All of a sudden people are offering them, for a price of course, oil fields that they would love to try and develop themselves, but if you are looking to buy an old oil field that might have 10 to 100 million barrels left in place, that is going to cost you a lot of money. And how does the company arrange a deal to either purchase it, lease it or whatever.
Meanwhile, many other projects are starting to be joint ventured and some have significant revenue implications for the company.
A typical well work over that they are working on, say in the Fort St. John area, could cost up to $200,000 to stimulate. Their percentage gross revenue on a play like that at around 15% becomes significant. It is the same thing with a cheaper well, like a $38,000 play near Red Deer.

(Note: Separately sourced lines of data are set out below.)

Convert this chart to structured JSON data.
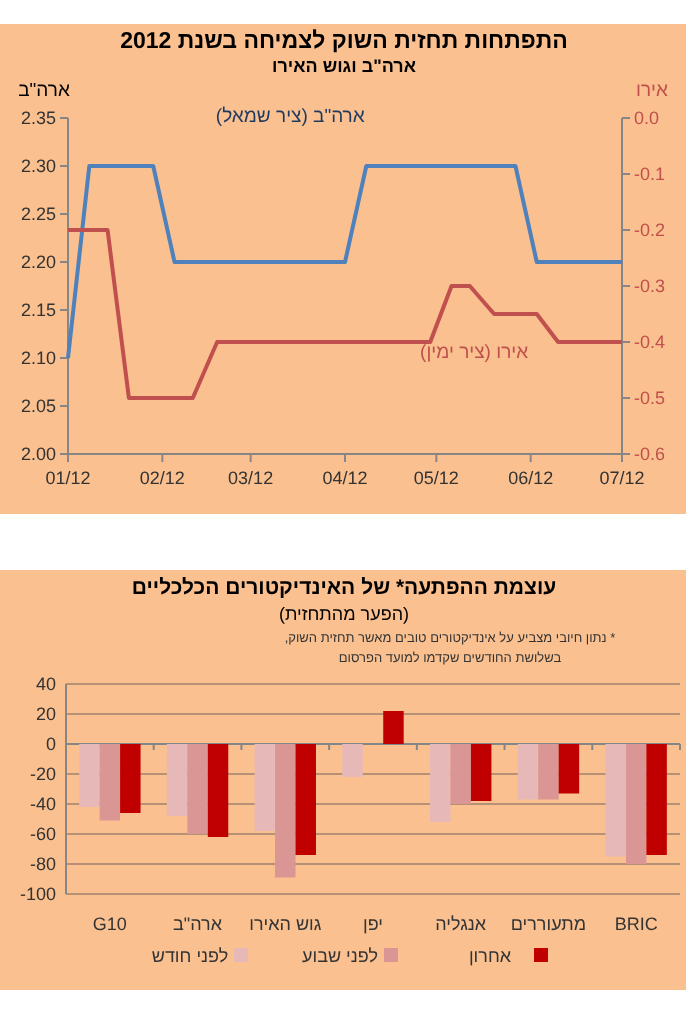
{
  "chart_data": [
    {
      "type": "line",
      "title": "התפתחות תחזית השוק לצמיחה בשנת 2012",
      "subtitle": "ארה\"ב וגוש האירו",
      "ylabel": "ארה\"ב",
      "y2label": "אירו",
      "xlim": [
        "2012-01-01",
        "2012-07-01"
      ],
      "xticks": [
        {
          "value": "2012-01-01",
          "label": "01/12"
        },
        {
          "value": "2012-02-01",
          "label": "02/12"
        },
        {
          "value": "2012-03-01",
          "label": "03/12"
        },
        {
          "value": "2012-04-01",
          "label": "04/12"
        },
        {
          "value": "2012-05-01",
          "label": "05/12"
        },
        {
          "value": "2012-06-01",
          "label": "06/12"
        },
        {
          "value": "2012-07-01",
          "label": "07/12"
        }
      ],
      "ylim": [
        2.0,
        2.35
      ],
      "yticks": [
        {
          "value": 2.0,
          "label": "2.00"
        },
        {
          "value": 2.05,
          "label": "2.05"
        },
        {
          "value": 2.1,
          "label": "2.10"
        },
        {
          "value": 2.15,
          "label": "2.15"
        },
        {
          "value": 2.2,
          "label": "2.20"
        },
        {
          "value": 2.25,
          "label": "2.25"
        },
        {
          "value": 2.3,
          "label": "2.30"
        },
        {
          "value": 2.35,
          "label": "2.35"
        }
      ],
      "y2lim": [
        -0.6,
        0
      ],
      "y2ticks": [
        {
          "value": -0.6,
          "label": "-0.6"
        },
        {
          "value": -0.5,
          "label": "-0.5"
        },
        {
          "value": -0.4,
          "label": "-0.4"
        },
        {
          "value": -0.3,
          "label": "-0.3"
        },
        {
          "value": -0.2,
          "label": "-0.2"
        },
        {
          "value": -0.1,
          "label": "-0.1"
        },
        {
          "value": 0,
          "label": "0.0"
        }
      ],
      "series": [
        {
          "name": "ארה\"ב (ציר שמאל)",
          "color": "#4f81bd",
          "axis": "y",
          "x": [
            "2012-01-01",
            "2012-01-08",
            "2012-01-29",
            "2012-02-05",
            "2012-04-01",
            "2012-04-08",
            "2012-05-27",
            "2012-06-03",
            "2012-07-01"
          ],
          "values": [
            2.1,
            2.3,
            2.3,
            2.2,
            2.2,
            2.3,
            2.3,
            2.2,
            2.2
          ]
        },
        {
          "name": "אירו (ציר ימין)",
          "color": "#c0504d",
          "axis": "y2",
          "x": [
            "2012-01-01",
            "2012-01-14",
            "2012-01-21",
            "2012-02-11",
            "2012-02-19",
            "2012-04-29",
            "2012-05-06",
            "2012-05-12",
            "2012-05-20",
            "2012-06-03",
            "2012-06-10",
            "2012-07-01"
          ],
          "values": [
            -0.2,
            -0.2,
            -0.5,
            -0.5,
            -0.4,
            -0.4,
            -0.3,
            -0.3,
            -0.35,
            -0.35,
            -0.4,
            -0.4
          ]
        }
      ],
      "grid": false
    },
    {
      "type": "bar",
      "title": "עוצמת ההפתעה* של האינדיקטורים הכלכליים",
      "subtitle": "(הפער מהתחזית)",
      "annotations": [
        "* נתון חיובי מצביע על אינדיקטורים טובים מאשר תחזית השוק,",
        "בשלושת החודשים שקדמו למועד הפרסום"
      ],
      "categories": [
        "G10",
        "ארה\"ב",
        "גוש האירו",
        "יפן",
        "אנגליה",
        "מתעוררים",
        "BRIC"
      ],
      "ylim": [
        -100,
        40
      ],
      "yticks": [
        -100,
        -80,
        -60,
        -40,
        -20,
        0,
        20,
        40
      ],
      "series": [
        {
          "name": "לפני חודש",
          "color": "#e6b9b8",
          "values": [
            -42,
            -48,
            -58,
            -22,
            -52,
            -37,
            -75
          ]
        },
        {
          "name": "לפני שבוע",
          "color": "#d99694",
          "values": [
            -51,
            -60,
            -89,
            0,
            -40,
            -37,
            -80
          ]
        },
        {
          "name": "אחרון",
          "color": "#c00000",
          "values": [
            -46,
            -62,
            -74,
            22,
            -38,
            -33,
            -74
          ]
        }
      ],
      "grid": "y",
      "legend": "bottom"
    }
  ]
}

Of course, these costs depend on whether the well is vertical or horizontal.
Part of what Davidson is working on now is simply trying to get the company’s story out there. He is on the road to places like Houston and Oklahoma at major oil and gas conferences to get the story out. Both about their new technology and what it is that the company may offer, to both those in the industry and potential investors.
It is not surprising that as of yet there is not a single analyst covering this story. “Usually that takes something like positive cash flow”, Walter Stelmaschuk points out, but suddenly that’s not as far out as it is used to seem.
We own a bunch and we wish that Don Mosher had been a better salesman back when they were making their market debut, but this remains a significant story for the oil and gas patch and it will be interesting to see just what and how fast this technology can be developed and how soon the industry will embrace it as more generally accepted operational practice.